Strategie sui bond a 2-3 anni dopo piano anti-spread Bce

di ND82 Commenta

Il piano anti-spread messo a punto dalla Bce ha senza dubbio stabilizzato la situazione sui mercati finanziari, in particolare il mercato dei bond sovrani dei paesi periferici che avevano subito pesanti perdite negli ultimi mesi con gli spread di Italia e Spagna su livelli insostenibili, rispettivamente oltre 500 e 600 punti base. Anche i bond bancari hanno recuperato parecchio e il premio per il rischio è sensibilmente diminuito, tanto da favorire un vero e proprio boom di emissioni di corporate bond su varie scadenze.

Considerando la parte della curva dei rendimenti a 24 mesi, possono essere riscontrare anche grandi differenze nei rendimenti tra un classico Btp o Ctz rispetto a un bond bancario. Oggi con i Ctz si ottiene uno yield del 2,35% lordo, mentre il Btp scadenza dicembre 2013 rende appena l’1,7% lordo. La differenza è marcata se si considera ad esempio il bond Unicredit (stesso rating BBB+), cedola 6%, che supera il rendimento lordo del 4,1% a scadenza.

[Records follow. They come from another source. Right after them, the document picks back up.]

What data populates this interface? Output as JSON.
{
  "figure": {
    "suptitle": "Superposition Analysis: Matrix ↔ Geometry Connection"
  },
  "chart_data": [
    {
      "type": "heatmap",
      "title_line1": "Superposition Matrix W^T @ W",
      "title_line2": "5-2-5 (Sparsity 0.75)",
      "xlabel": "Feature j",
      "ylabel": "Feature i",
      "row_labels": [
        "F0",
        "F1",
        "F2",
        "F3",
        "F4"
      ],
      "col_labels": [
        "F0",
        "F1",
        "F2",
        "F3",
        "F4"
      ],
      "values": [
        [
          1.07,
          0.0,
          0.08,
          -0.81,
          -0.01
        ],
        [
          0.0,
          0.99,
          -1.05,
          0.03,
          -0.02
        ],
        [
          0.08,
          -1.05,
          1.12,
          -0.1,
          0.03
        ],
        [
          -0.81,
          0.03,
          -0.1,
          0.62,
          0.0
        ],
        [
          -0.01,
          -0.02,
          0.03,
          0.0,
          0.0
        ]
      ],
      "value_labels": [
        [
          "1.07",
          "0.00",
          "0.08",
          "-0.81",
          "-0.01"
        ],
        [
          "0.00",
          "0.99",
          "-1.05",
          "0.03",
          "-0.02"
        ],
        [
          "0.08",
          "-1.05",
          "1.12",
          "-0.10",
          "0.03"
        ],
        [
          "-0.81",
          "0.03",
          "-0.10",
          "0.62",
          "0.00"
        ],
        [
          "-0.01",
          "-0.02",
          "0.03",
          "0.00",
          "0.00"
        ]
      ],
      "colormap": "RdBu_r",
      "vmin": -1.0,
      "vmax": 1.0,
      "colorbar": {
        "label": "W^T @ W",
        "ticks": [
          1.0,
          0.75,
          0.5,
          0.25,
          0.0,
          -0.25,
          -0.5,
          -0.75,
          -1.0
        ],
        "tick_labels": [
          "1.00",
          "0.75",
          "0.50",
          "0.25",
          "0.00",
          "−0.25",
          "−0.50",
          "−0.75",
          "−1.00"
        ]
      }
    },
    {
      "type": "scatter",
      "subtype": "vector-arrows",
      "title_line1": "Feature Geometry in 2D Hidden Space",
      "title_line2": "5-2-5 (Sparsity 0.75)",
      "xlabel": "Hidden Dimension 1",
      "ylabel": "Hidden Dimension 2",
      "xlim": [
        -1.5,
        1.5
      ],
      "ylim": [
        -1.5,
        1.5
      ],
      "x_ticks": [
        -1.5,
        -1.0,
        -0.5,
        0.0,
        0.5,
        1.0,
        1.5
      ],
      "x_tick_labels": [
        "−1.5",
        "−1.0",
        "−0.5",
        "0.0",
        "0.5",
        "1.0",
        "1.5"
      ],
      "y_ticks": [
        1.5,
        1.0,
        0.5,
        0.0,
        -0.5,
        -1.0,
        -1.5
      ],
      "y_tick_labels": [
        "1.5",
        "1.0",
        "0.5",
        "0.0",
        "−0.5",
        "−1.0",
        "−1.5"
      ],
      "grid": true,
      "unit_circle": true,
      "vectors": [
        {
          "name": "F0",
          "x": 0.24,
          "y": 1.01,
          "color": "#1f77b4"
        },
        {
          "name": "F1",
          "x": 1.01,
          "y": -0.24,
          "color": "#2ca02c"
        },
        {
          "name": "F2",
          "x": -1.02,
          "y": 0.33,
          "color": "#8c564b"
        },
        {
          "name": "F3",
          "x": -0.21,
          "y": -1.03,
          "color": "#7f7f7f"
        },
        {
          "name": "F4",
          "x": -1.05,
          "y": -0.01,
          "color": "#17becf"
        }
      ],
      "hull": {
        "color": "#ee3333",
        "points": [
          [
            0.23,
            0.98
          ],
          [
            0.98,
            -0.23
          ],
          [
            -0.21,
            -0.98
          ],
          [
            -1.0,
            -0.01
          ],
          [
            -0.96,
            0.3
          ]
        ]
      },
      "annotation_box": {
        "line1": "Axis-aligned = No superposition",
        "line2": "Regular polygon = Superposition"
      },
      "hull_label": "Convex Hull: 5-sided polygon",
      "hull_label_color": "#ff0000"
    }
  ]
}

Rispetto alla scadenza a 12 mesi, il rischio tassi è leggermente più elevato. Non dimentichiamoci che a novembre 2011 l’asta dei Ctz biennali registrò un clamoroso 7,95% di rendimento, mentre a fine agosto i tassi sono crollati al 3,188% per poi scendere ulteriormente a settembre. I bond governativi dei paesi più virtuosi, come la Germania, sono poco appetibili e talvolta hanno registrato un rendimento negativo. Da un punto di vista del rapporto rischio/rendimento, si fanno preferire senza dubbio i bond bancari.

Se si passa alla scadenza a 36 mesi, il rendimento lordo dei Btp varia tra il 2,4% e il 2,8% circa. I tassi si sono normalizzati e restano più bassi del livello di inflazione registrato ad agosto (3,2%). Anche sulla scadenza triennale si fanno preferire i corporate bond, soprattutto bancari, ma non quelli emessi da aziende di paesi virtuosi. Se si vuole scommettere su nuove mosse di politica monetaria espansiva della Bce, i bond governativi e societari con scadenza triennale potrebbero essere molto favoriti con un deciso rialzo delle quotazioni.